Now, it's asking for the community's help to contribute to history and assist with a special project.
The museum is working on two new exhibits and needs artifacts from residents.
The first is called Preserve the Protest and the other is Capturing Covid in Kern.
Bethany Rice, the curator of collections at the Kern County Museum, says the goal is to document these two historical moments in our community.
"The idea of Preserving the Protest and Capturing Covid in Kern was inspired when we wanted to learn about the 1918 pandemic and other protests from the past in Kern County, and we just didn't have any information to draw on," Rice said.
Rice says they are asking for first-hand experiences of these two current events. This includes-- anything from quotes, pictures, and videos.
Also, they will have contributors fill out a questionnaire that they can email in or drop off with an artifact.
"We will have a booklet directed towards children and ask what school was like during covid? What were they nervous about? What did their family do? How did they celebrate things," said Rice. "So it will be an opportunity to make this a more positive experience."
Rice says the goal is to make this kind of information accessible to the community and researchers in the future. Also, to make sure that Kern County is apart of the historical archives.

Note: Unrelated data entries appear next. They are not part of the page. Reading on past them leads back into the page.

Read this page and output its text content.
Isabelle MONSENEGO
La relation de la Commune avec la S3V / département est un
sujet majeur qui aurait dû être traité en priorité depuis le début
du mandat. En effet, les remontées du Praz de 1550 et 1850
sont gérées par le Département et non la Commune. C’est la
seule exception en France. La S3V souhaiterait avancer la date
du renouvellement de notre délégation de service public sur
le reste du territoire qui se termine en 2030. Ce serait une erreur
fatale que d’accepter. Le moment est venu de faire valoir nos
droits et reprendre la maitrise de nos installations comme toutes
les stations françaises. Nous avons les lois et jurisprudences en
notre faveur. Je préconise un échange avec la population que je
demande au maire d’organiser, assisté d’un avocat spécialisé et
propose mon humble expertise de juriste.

"We'll have revolving exhibits quarterly. So we will have some sort of temporary exhibit, once we have a great capture of what happened in Kern County, and we'll have quotes and experiences pulled from different people's signs," said Rice. "We want to make sure that we're telling the whole historical narrative. So whether these
protests were for BLM, against BLM, or Patriot Rallies, against sheltering in place; we want to make sure we cover everything, because we want that full narrative."
Rice adds that this just the beginning of the project. The museum hopes to do a yearly check-in with the COVID-19 pandemic and the protests in Kern County.
"Honestly, we are still in the midst of it right now, so I can’t even say that the historical events have finished for us to have finished capturing everything," Rice said.